Stosowanie przez banki centralne luzowania ilościowego, można porównać do przypisywania przez lekarzy antybiotyków na wszystko: jest szansa, że pomoże, ale na dłuższą metę niesie ze sobą szereg konsekwencji, niekoniecznie pozytywnych. Czym zatem luzowanie ilościowe jest, poza tym, że jest psuciem pieniądza?

Czym jest luzowanie ilościowe?

Luzowanie ilościowe (quantitative easing, QE) to termin, który zrobił furorę po ostatnim kryzysie finansowym. Jednak jako pierwsi zastosowali je Japończycy w 2001 roku, którzy po latach utrzymywania stóp procentowych na poziomie bliskim zera, nie dysponowali już narzędziami do dalszego pobudzania gospodarki. Sięgnęli po tzw. niestandardowe instrumenty polityki pieniężnej.

Co robi bank centralny, jeśli w gospodarce jest recesja, a nikt nie chce zaciągać kredytów i zwiększać wydatków? Obniża stopy procentowe – pisze Witold M. Orłowski w „Edukatorze ekonomicznym”, dodatku do Polityki nr 11 z marca 2015 roku. – A co robi, kiedy stopy są już na poziomie zerowym, a kredytów nadal nie przybywa? Stosuje luzowanie ilościowe.

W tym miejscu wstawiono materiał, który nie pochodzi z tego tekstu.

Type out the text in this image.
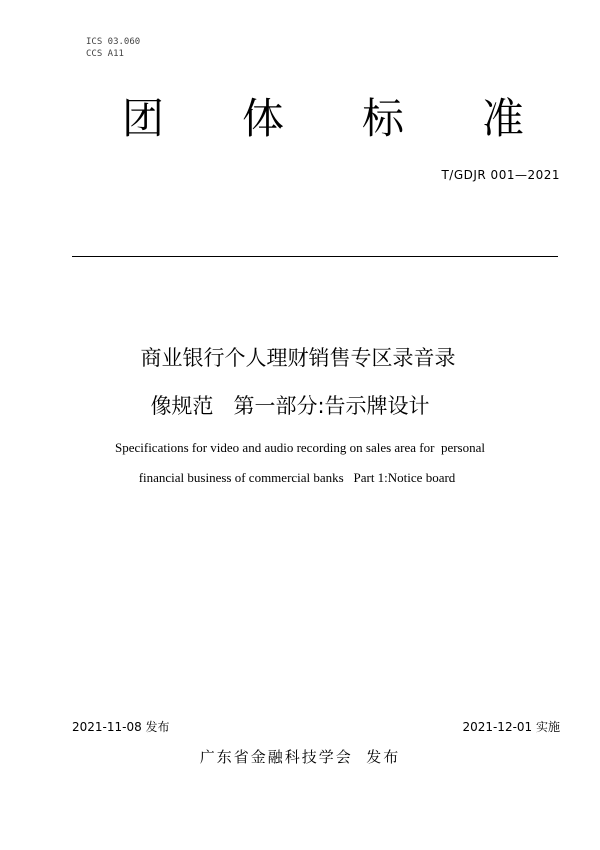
ICS 03.060
CCS A11
团 体 标 准
T/GDJR 001—2021
商业银行个人理财销售专区录音录
像规范   第一部分:告示牌设计
Specifications for video and audio recording on sales area for  personal
financial business of commercial banks   Part 1:Notice board
2021-11-08 发布	2021-12-01 实施
广东省金融科技学会  发布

Jeżeli bank centralny uważa, że w gospodarce jest zbyt mało pieniądza, kredyt jest drogi, banki niechętnie go udzielają, a przedsiębiorstwa nie inwestują, może próbować zwiększyć ilość pieniądza na rynku poprzez obniżkę stóp procentowych, po których udziela pożyczek bankom komercyjnym. Banki oddają w zastaw posiadane przez siebie komercyjne papiery wartościowe, zyskując płynniejszą gotówkę, która jednak sama w sobie nie zarabia. By pieniądze zaczęły zarabiać, banki zaczynają udzielać kredytów.

Jeżeli jednak banki komercyjne czują się niepewnie i obawiają się ryzyka związanego z udzielaniem kredytów wynikającego ze złej koniunktury, banki centralne stosują luzowanie ilościowe. Różnice tkwią w tym, że skupowane są znacznie większe ilości papierów wartościowych, kupowane są znacznie bardziej ryzykowne aktywa (dzięki czemu bank centralny przenosi część ryzyka na siebie) i jest to proces jednostronny. Banki komercyjne uwolnione od ryzykownych papierów, a jednocześnie wyposażone w dużą ilość gotówki, mogą udzielać znacznie więcej kredytów, akceptując ryzyko wynikające z wyższego poziomu niespłacalności kredytów.

– Czyli coś, co w standardowej polityce pieniężnej uchodziłoby za herezję, a uzasadnione może być tylko najwyższą koniecznością przeciwdziałania kryzysowi – podsumowuje w „Edukatorze ekonomicznym” prof. Orłowski.

QE po 2008 roku

W wyniku kryzysu finansowego z 2008 roku, drastycznie zmniejszyła się ilość pieniędzy, którymi dysponowali ludzie, firmy i rządy. To przełożyło się na dalszą recesję, która rozlewała się na cały świat. W ślady Japonii poszły banki centralne USA oraz Wielkiej Brytanii. A w kolejnych latach dołączyły do nich także Europejski Bank Centralny, Szwedzki Bank Narodowy, a także Bank Japonii (z kolejnym program QE).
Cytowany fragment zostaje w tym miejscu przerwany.